Edition: Granada, 1984 (Buy from Amazon)
Review number: 1132
Foundation's Edge was the first science fiction novel Asimov had written for a decade, most of which he had spent concentrating on non-fiction. It had a mixed reception, composed on the one hand of the desire to extend a welcome to an old friend long absent (which brought it the Hugo award for 1983), and on the other of the feeling that it was a sequel which failed to live up to the classic Foundation trilogy which it follows.
Reading Foundation's Edge now, after the fuss has died down, and doing so just after revisiting the original trilogy, I am more inclined to the former view, changing my mind after first acquaintance twenty years ago. This is because the earlier books have now come to seem dated, like a lot of Asimov's early fiction.

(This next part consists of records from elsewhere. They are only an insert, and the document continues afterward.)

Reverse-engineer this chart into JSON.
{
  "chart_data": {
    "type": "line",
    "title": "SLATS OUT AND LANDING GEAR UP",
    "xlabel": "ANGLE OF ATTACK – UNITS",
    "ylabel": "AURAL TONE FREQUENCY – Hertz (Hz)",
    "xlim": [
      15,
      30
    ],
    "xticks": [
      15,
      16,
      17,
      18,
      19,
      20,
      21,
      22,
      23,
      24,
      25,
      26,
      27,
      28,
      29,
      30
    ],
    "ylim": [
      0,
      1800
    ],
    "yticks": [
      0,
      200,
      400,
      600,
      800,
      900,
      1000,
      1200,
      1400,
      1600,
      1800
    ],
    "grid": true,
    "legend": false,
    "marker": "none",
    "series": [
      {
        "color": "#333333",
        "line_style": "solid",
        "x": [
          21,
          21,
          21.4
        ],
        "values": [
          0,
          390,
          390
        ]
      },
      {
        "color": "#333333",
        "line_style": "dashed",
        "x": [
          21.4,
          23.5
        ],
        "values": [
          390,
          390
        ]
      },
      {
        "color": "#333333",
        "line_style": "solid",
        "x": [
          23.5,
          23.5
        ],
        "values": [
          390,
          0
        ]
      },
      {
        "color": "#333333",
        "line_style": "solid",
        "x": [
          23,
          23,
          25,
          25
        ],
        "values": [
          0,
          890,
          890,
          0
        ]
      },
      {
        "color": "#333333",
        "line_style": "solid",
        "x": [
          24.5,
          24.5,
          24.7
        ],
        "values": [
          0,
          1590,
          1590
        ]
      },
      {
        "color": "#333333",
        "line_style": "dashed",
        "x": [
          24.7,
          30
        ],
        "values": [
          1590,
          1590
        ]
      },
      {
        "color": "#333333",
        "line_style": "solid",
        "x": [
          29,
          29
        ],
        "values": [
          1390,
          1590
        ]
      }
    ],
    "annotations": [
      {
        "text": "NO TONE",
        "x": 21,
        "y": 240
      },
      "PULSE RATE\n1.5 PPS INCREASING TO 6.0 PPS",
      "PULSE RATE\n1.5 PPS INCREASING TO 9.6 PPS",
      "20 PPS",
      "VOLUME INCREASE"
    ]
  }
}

Foundation's Edge is set about halfway between the creation of the Foundation and its predicted establishment of a new empire a thousand years after the fall of the old one. (This little piece of chronology makes it clear just how large a scope Asimov had left himself for a sequel.) The Mule is long defeated, and the Second Foundation has returned to obscurity, convincing the Foundation that it too has been destroyed. Seldon's plan is back on course - and this eventually provokes suspicion in both Foundations; after so great a disruption as the reign of the Mule, how can centuries old predictions suddenly become minutely valid once again? This prompts both Foundations to begin searching for whoever or whatever has caused this, and this search is what Foundation's Edge is about.
Asimov's science fiction revolves around two great ideas: the laws of robotics and the science of psychohistory. In practice, the main interest of the plots he devises using these ideas is the ways he finds to circumvent their limitations - almost all the robot stories are about attempts to bend or break the laws of robotics, and the Foundation stories are about applying the laws of psychohistory to small numbers of individuals (because novels need to have personalities in them), something explicitly forbidden by the statistics on which the rules are supposedly based. (Alternatively, he allows an individual like the Mule to overturn the predictions, using precisely the justification that it is impossible to apply psychohistory to the actions of individuals.) One of the biggest problems that the original trilogy has, it now sdeems to me, is that the tension this produces is not fully integrated into the plot; in Foundation's Edge, it is handled much more expertly, as befits a writer with thirty years' more experience.
Asimov's characterisation is generally pretty perfunctory (the most obvious exceptions being Elijah Baley and the members of the Black Widowers), but here it is rather better than usual, the personalities of those involved playing an important part in the way that the plot is resolved.
The greater maturity of the writing should ensure that Foundation's Edge dates more slowly than its predecessors (though they, of course, first appeared over four decades ago). However, it is still the idea behind the series as a whole which is of central interest, much more so than the merits of the individual novels. The sweep of galactic history and the interest of psychohistory will probably mean that the original trilogy continues to be read for some time yet.